Что увидел в тот момент Аррек? Истину. Какой бы ни была.
Что увидели Рубиус и Адрея? Эль-ин, на мгновение дыхнувшую перламутром. Прижатые к черепу уши и оскалённые клыки. Первозданную дикость.
А ещё — руки моего консорта. Тонкие, сильные пальцы Целителя, так сильно сжимавшие мои кисти, что ещё мгновение, и хрупкие косточки были бы сломаны. Так сильно — и в то же время совершенно бесполезно.
Они увидели, если отбросить всё лишнее, обычную семейную ссору. Живое, шипящее и скалящее клыки доказательство того, что эль-леди невозможно контролировать, приставив к ней мужа. Скорее наоборот. Оч-чень наоборот. Вряд ли сами высокие лорд и леди это осознавали: после сегодняшнего вечера у них не будет особых возражений против того, чтобы Хранительницей стала эль-ин, не связанная с Эйхарроном уж слишком тесными эмоциональными узами.
А мнение этих двоих будет иметь решающее значение в данном вопросе.
Я отпила тёмно-красного, терпкого вина и подняла бокал, любуясь игрой света и тени. По губам змеилась медленная, совсем невесёлая улыбка. Дараи. Так уверены, что ничто не может затронуть их эмоций, надёжно защищены непроницаемыми щитами.

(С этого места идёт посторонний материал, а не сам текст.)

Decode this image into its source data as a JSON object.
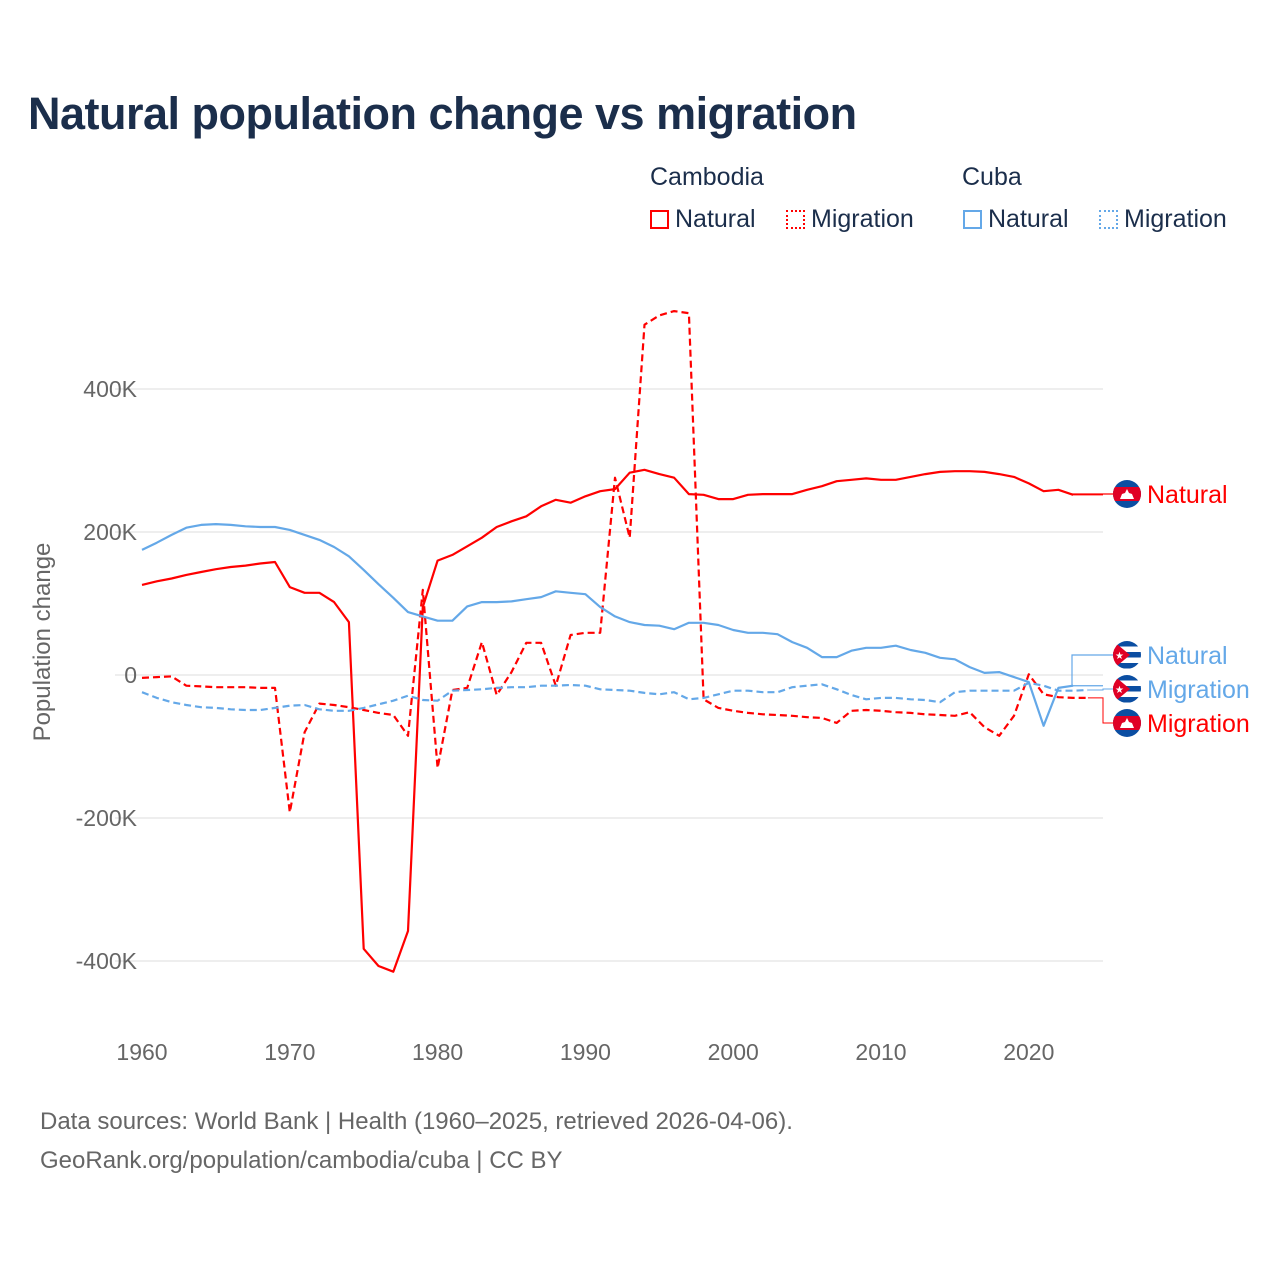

Так абсурдно считающие, что если в сознании собеседника не светятся блуждающими огнями мысли о хитром и коварном трёхслойном плане, то и плана этого нет и быть не может. Люди…
Ауте, как они примитивны.
В такие моменты мне иногда казалось, что эти существа слишком глупы, чтобы выжить в нашем самом лучшем миров.
В такие моменты я сама казалась себе… старой.

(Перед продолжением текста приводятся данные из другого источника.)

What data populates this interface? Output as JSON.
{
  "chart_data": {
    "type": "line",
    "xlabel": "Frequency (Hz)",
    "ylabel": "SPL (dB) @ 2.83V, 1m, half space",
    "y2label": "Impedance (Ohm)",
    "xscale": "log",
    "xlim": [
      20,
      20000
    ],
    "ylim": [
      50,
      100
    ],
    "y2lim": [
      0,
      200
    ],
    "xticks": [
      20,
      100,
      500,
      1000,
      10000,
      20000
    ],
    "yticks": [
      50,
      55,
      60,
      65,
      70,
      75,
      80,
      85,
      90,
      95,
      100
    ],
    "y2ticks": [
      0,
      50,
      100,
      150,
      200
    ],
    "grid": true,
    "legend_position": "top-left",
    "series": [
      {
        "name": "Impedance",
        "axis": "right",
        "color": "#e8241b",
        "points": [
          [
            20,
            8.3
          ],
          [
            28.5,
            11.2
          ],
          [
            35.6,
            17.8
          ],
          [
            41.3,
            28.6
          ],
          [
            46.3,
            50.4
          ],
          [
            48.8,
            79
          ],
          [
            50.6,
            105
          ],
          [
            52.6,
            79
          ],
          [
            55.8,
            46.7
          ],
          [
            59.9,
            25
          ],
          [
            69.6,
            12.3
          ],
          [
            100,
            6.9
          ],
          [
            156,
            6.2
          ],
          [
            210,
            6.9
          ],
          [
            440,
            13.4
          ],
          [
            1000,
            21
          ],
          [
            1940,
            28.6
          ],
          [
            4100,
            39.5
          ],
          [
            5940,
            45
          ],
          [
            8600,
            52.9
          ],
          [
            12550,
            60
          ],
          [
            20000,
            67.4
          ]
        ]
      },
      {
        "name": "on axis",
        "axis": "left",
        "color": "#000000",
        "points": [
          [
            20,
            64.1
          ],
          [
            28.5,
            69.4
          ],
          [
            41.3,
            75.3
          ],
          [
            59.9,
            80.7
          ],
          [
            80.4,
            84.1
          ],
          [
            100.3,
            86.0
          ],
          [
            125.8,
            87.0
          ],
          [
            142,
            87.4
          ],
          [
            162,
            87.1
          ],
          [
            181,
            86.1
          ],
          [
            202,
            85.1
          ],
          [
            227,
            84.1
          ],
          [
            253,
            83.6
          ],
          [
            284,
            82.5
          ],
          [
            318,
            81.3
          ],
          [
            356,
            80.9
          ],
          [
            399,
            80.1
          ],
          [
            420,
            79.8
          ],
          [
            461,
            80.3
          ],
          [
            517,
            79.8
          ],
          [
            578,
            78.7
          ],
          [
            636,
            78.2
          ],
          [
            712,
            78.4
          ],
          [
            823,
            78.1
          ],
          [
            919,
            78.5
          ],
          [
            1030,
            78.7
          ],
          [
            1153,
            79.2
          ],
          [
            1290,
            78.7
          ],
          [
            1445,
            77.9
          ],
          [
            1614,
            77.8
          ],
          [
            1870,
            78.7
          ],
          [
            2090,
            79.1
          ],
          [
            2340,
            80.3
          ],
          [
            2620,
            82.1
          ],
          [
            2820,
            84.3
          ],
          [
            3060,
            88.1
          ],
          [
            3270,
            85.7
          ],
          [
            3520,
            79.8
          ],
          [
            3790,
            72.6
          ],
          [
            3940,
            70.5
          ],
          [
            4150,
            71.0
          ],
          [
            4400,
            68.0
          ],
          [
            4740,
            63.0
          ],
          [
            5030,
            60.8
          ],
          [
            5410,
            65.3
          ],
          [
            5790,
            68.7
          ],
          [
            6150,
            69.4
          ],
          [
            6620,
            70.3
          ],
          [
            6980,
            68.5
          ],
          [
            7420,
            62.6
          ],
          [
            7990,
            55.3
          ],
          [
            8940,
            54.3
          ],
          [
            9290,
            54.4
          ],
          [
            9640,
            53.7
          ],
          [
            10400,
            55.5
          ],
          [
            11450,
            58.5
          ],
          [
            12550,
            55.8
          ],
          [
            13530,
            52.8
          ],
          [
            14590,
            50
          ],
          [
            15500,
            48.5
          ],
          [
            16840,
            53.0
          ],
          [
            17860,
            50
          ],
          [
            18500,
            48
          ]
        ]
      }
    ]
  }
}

Аррек сидел напротив, в другом конце комнаты, и его перламутровая кожа казалась единственным светлым островом в море зыбкой, неустойчивой тьмы.
Движение. Мой консорт поднял свой бокал и молча отсалютовал мне.
— Блестяще. Очень ловко проделано, любимая, — первые слова, нарушившие тишину. Голос его был очень музыкален и, как всегда, очень красив.
Отмахнулась движением ушей.
— Ты и половины не понял из того, что я сделала. — Потом, после паузы: — Не уверена, что сама это понимаю.
Улыбнулся. По крайней мере я предпочла счесть это улыбкой, кривящейся среди неустойчивой игры теней.
— «Эль-ин, тем более Мать Клана, ничего не делает только по одной причине», — процитировал он. — Об этом легко забыть. Особенно, когда речь идёт о тебе.
И через некоторое время:
— Приношу свои извинения.
Я молчала.
Аррек сделал ещё один медленный глоток, ни на секунду не отрывая от меня пристального взгляда. Ни любви, ни доброты, ни жалости не осталось в знакомых глазах. Только сталь.
— Я нашёл способ обмануть истощение туауте. Технические подробности утомительно сложны, но основывается всё на том, что ты — вене, обладающая фактически неисчерпаемым потенциалом физической и психической адаптивности. А я — твой риани, что означает связь на очень глубоком энергетическом уровне. Потребовалось разработать тонко сбалансированную систему влияний и контрвлияний, но общую идею ты должна была уловить из тех листов, которые передала Лейри. На начальном этапе процесса я подключаюсь к вегетативным и мотивационно-волевым компонентам и корректирую каскад реакций так, что истощения и последующей смерти не происходит. Осуществляется постоянная энергетическая подпитка. Коррекция должна идти непрерывно, хотя и может осуществляться на расстоянии.